You suck at TDD #1: Rewrite the steps

I've been paying attention to TDD for the past few years – doing it myself, watching others doing it, reading about it, etc. - and I've been seeing a lot of variation in the level of success people are having with it. As is my usual approach, I wrote a long and tedious post about it, which I have mercifully decided not to inflict on you.

Instead, I'm going to do a series of posts about the things I've seen getting in the way of TDD success. And, in case it isn't obvious, I've engaged in the majority of the things that I'm going to be writing about, so, in the past, I sucked at TDD, and I'm sure I haven't totally fixed things, so I still suck at it now.

Welcome to "You suck at TDD"…

Rewrite the steps

The whole point of TDD is that following the process exerts design pressure on your code so that you will refactor to make it better (1). More specifically, it uses the difficulty in writing simple test code as a proxy for the design quality of the code that is being tested.

Let's walk through the TDD steps:

  1. Write a test that fails

  2. Make the test pass

  3. Refactor

How does this usually play out? Typically, we dive directly into writing the test, partly because we want to skip the silly test part and get onto the real work of writing the product code, and partly because TDD tells us to do the simplest thing that could possible work. Writing the test is a formality, and we don't put a lot of thought into it.

The only time this is not true is when it's not apparent how we can actually write the test. If, for example, a dependency is created inside a class, we need to do something to be able to inject that dependency, and that usually means some refactoring in the product code.

Now that we have the test written, we make the test pass, and then it's time to refactor, so we look at the code, make some improvements, and then repeat the process.

And we're doing TDD, right?

Well…. Not really. As I said, you suck at TDD…

Let's go back to what I wrote at the beginning of the section. I said that the point of TDD was that the state of our test code (difficult to write/ugly/etc) forced us to improve our product code. To succeed in that, that means that our test code has to either be drop-dead-simple (setup/test/assert in three lines) or it needs to be evolving to be simpler as we go. With the exception of the cases where we can't write a test, our tests typically are static. I see this all the time. 
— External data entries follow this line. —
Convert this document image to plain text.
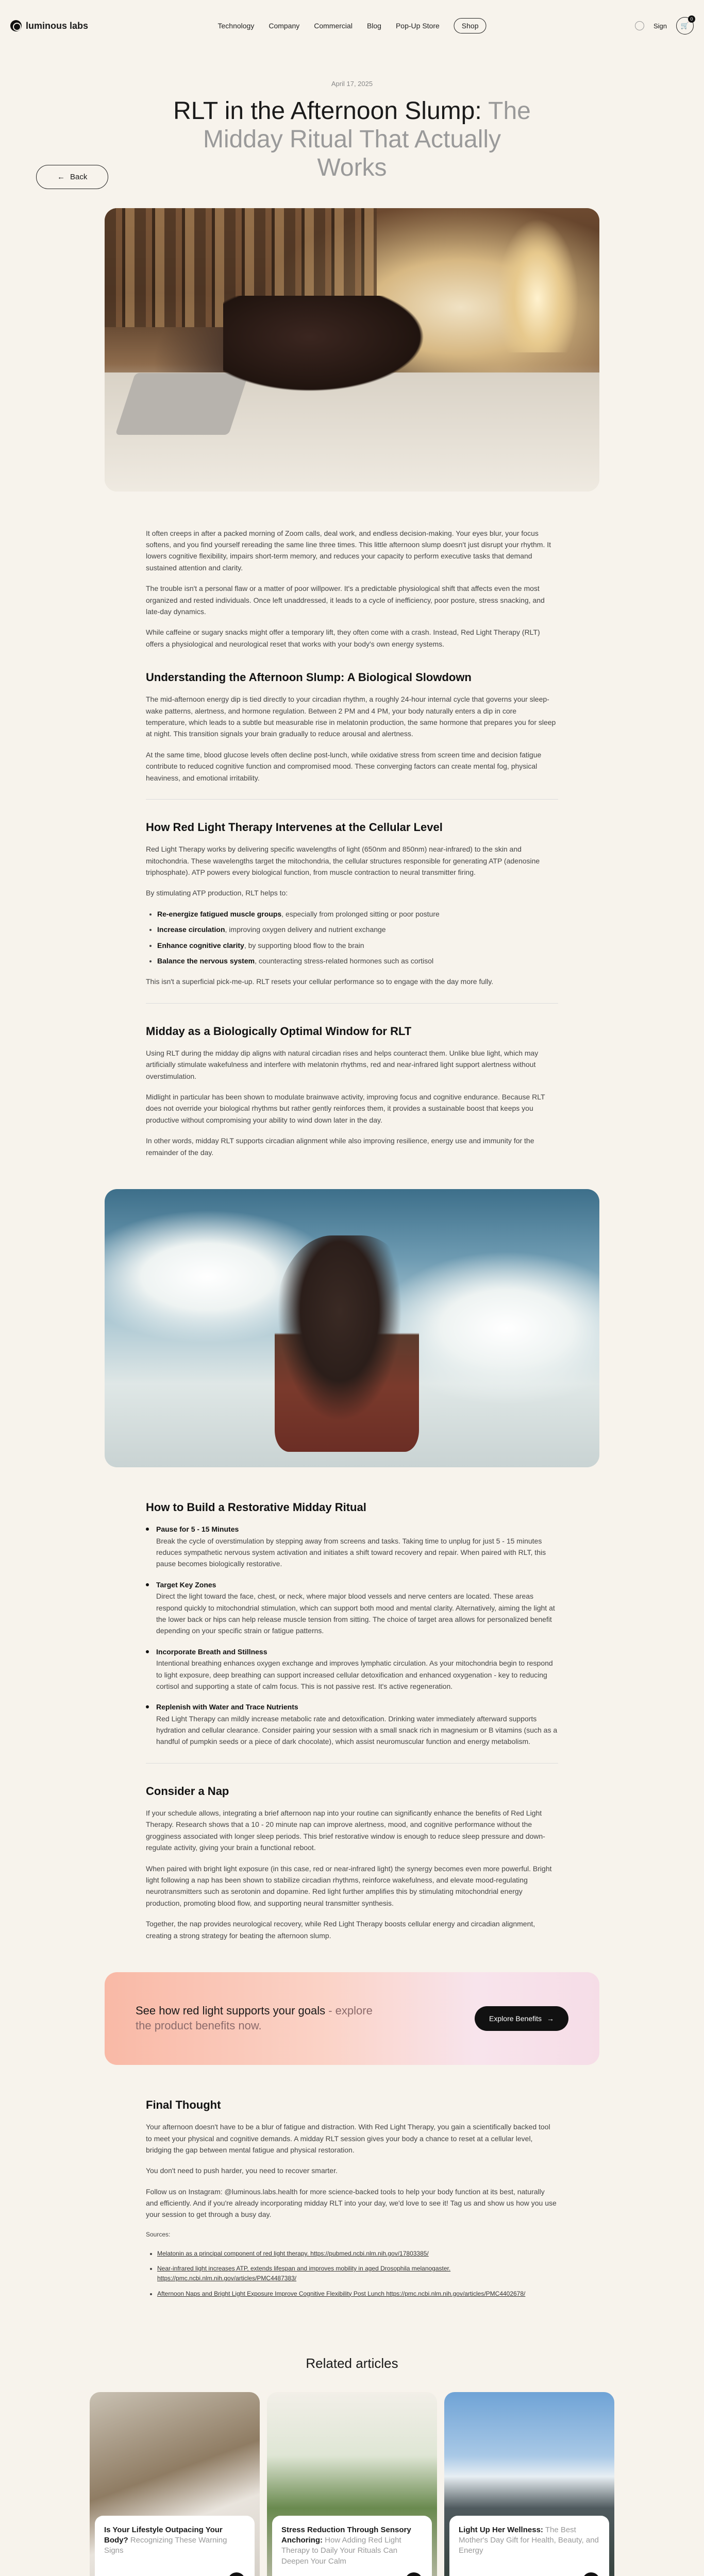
luminous labs	Technology Company Commercial Blog Pop-Up Store	Shop	Sign 🛒
0
← Back
April 17, 2025
RLT in the Afternoon Slump: The Midday Ritual That Actually Works

It often creeps in after a packed morning of Zoom calls, deal work, and endless decision-making. Your eyes blur, your focus softens, and you find yourself rereading the same line three times. This little afternoon slump doesn't just disrupt your rhythm. It lowers cognitive flexibility, impairs short-term memory, and reduces your capacity to perform executive tasks that demand sustained attention and clarity.

The trouble isn't a personal flaw or a matter of poor willpower. It's a predictable physiological shift that affects even the most organized and rested individuals. Once left unaddressed, it leads to a cycle of inefficiency, poor posture, stress snacking, and late-day dynamics.

While caffeine or sugary snacks might offer a temporary lift, they often come with a crash. Instead, Red Light Therapy (RLT) offers a physiological and neurological reset that works with your body's own energy systems.

Understanding the Afternoon Slump: A Biological Slowdown

The mid-afternoon energy dip is tied directly to your circadian rhythm, a roughly 24-hour internal cycle that governs your sleep-wake patterns, alertness, and hormone regulation. Between 2 PM and 4 PM, your body naturally enters a dip in core temperature, which leads to a subtle but measurable rise in melatonin production, the same hormone that prepares you for sleep at night. This transition signals your brain gradually to reduce arousal and alertness.

At the same time, blood glucose levels often decline post-lunch, while oxidative stress from screen time and decision fatigue contribute to reduced cognitive function and compromised mood. These converging factors can create mental fog, physical heaviness, and emotional irritability.

How Red Light Therapy Intervenes at the Cellular Level

Red Light Therapy works by delivering specific wavelengths of light (650nm and 850nm) near-infrared) to the skin and mitochondria. These wavelengths target the mitochondria, the cellular structures responsible for generating ATP (adenosine triphosphate). ATP powers every biological function, from muscle contraction to neural transmitter firing.

By stimulating ATP production, RLT helps to:

• Re-energize fatigued muscle groups, especially from prolonged sitting or poor posture
• Increase circulation, improving oxygen delivery and nutrient exchange
• Enhance cognitive clarity, by supporting blood flow to the brain
• Balance the nervous system, counteracting stress-related hormones such as cortisol

This isn't a superficial pick-me-up. RLT resets your cellular performance so to engage with the day more fully.

Midday as a Biologically Optimal Window for RLT

Using RLT during the midday dip aligns with natural circadian rises and helps counteract them. Unlike blue light, which may artificially stimulate wakefulness and interfere with melatonin rhythms, red and near-infrared light support alertness without overstimulation.

Midlight in particular has been shown to modulate brainwave activity, improving focus and cognitive endurance. Because RLT does not override your biological rhythms but rather gently reinforces them, it provides a sustainable boost that keeps you productive without compromising your ability to wind down later in the day.

In other words, midday RLT supports circadian alignment while also improving resilience, energy use and immunity for the remainder of the day.

How to Build a Restorative Midday Ritual
Pause for 5 - 15 Minutes
Break the cycle of overstimulation by stepping away from screens and tasks. Taking time to unplug for just 5 - 15 minutes reduces sympathetic nervous system activation and initiates a shift toward recovery and repair. When paired with RLT, this pause becomes biologically restorative.
Target Key Zones
Direct the light toward the face, chest, or neck, where major blood vessels and nerve centers are located. These areas respond quickly to mitochondrial stimulation, which can support both mood and mental clarity. Alternatively, aiming the light at the lower back or hips can help release muscle tension from sitting. The choice of target area allows for personalized benefit depending on your specific strain or fatigue patterns.
Incorporate Breath and Stillness
Intentional breathing enhances oxygen exchange and improves lymphatic circulation. As your mitochondria begin to respond to light exposure, deep breathing can support increased cellular detoxification and enhanced oxygenation - key to reducing cortisol and supporting a state of calm focus. This is not passive rest. It's active regeneration.
Replenish with Water and Trace Nutrients
Red Light Therapy can mildly increase metabolic rate and detoxification. Drinking water immediately afterward supports hydration and cellular clearance. Consider pairing your session with a small snack rich in magnesium or B vitamins (such as a handful of pumpkin seeds or a piece of dark chocolate), which assist neuromuscular function and energy metabolism.
Consider a Nap

If your schedule allows, integrating a brief afternoon nap into your routine can significantly enhance the benefits of Red Light Therapy. Research shows that a 10 - 20 minute nap can improve alertness, mood, and cognitive performance without the grogginess associated with longer sleep periods. This brief restorative window is enough to reduce sleep pressure and down-regulate activity, giving your brain a functional reboot.

When paired with bright light exposure (in this case, red or near-infrared light) the synergy becomes even more powerful. Bright light following a nap has been shown to stabilize circadian rhythms, reinforce wakefulness, and elevate mood-regulating neurotransmitters such as serotonin and dopamine. Red light further amplifies this by stimulating mitochondrial energy production, promoting blood flow, and supporting neural transmitter synthesis.

Together, the nap provides neurological recovery, while Red Light Therapy boosts cellular energy and circadian alignment, creating a strong strategy for beating the afternoon slump.

See how red light supports your goals - explore the product benefits now.
Explore Benefits →
Final Thought

Your afternoon doesn't have to be a blur of fatigue and distraction. With Red Light Therapy, you gain a scientifically backed tool to meet your physical and cognitive demands. A midday RLT session gives your body a chance to reset at a cellular level, bridging the gap between mental fatigue and physical restoration.

You don't need to push harder, you need to recover smarter.

Follow us on Instagram: @luminous.labs.health for more science-backed tools to help your body function at its best, naturally and efficiently. And if you're already incorporating midday RLT into your day, we'd love to see it! Tag us and show us how you use your session to get through a busy day.

Sources:

• Melatonin as a principal component of red light therapy. https://pubmed.ncbi.nlm.nih.gov/17803385/
• Near-infrared light increases ATP, extends lifespan and improves mobility in aged Drosophila melanogaster. https://pmc.ncbi.nlm.nih.gov/articles/PMC4487383/
• Afternoon Naps and Bright Light Exposure Improve Cognitive Flexibility Post Lunch https://pmc.ncbi.nlm.nih.gov/articles/PMC4402678/
Related articles
Is Your Lifestyle Outpacing Your Body? Recognizing These Warning Signs
Stress Reduction Through Sensory Anchoring: How Adding Red Light Therapy to Daily Your Rituals Can Deepen Your Calm
Light Up Her Wellness: The Best Mother's Day Gift for Health, Beauty, and Energy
Let's try a thought experiment. I want you to channel your mindset when you are doing TDD. You have just finished making the test pass, and you are starting the refactor set. What are you thinking about? What are you looking at?

Well, for me, I am focused on the product code that I just wrote, and I have the source staring me in the face. So, when I think of refactoring, I think about things that I might do to the product code. But that doesn't help my goal, which is to focus on what the test code is telling me, because it is the proxy for whether my product code is any good.

This is where the three-step process of TDD falls down; it's really easy to miss the fact that you should be focusing on the test code and looking for refactorings *there*. I'm not going to say that you should ignore product code refactorings, but I am saying that the test ones are much more important.

How can we change things? Well, I tried a couple of rewrites of the steps. The first is:

  1. Write a test that fails

  2. Make the test pass

  3. Refactor code

  4. Refactor test

Making the code/test split explicit is a good thing as it can remind us to focus on the tests. You can also rotate this around so that "refactor tests" is step #1 if you like. This was an improvement for me, but I was still in "product mindset" for step 4 and it didn't work that great. So, I tried something different:

  1. Write a test that fails

  2. Refactor tests

  3. Make the test pass

  4. Refactor code

Now, we're writing the test that fails, and then immediately stopping to evaluate what that test is telling us. We are looking at the test code and explicitly thinking about whether it needs to improve. That is a "good thing".

But… There's a problem with this flow. The problem is that we're going to be doing our test refactoring while we have a failing test in our test suite, which makes the refactoring a bit harder as the endpoint isn't "all green", it's "all green except for the new test".

How about this:

  1. Write a test that fails

  2. Disable the newly failed assertion

  3. Refactor tests

  4. Re-enable the previously failing assertion

  5. Make the test pass

  6. Refactor code

That is better, as we now know when we finish our test refactoring that we didn't break any existing tests.

My experience is that if you think of TDD in terms of these steps, it will help put the focus where it belongs – on the tests. Though I will admit that for simple refactorings, I often skip disabling the failing test, since it's a bit quicker and it's a tiny bit easier to remember where I was after the refactoring.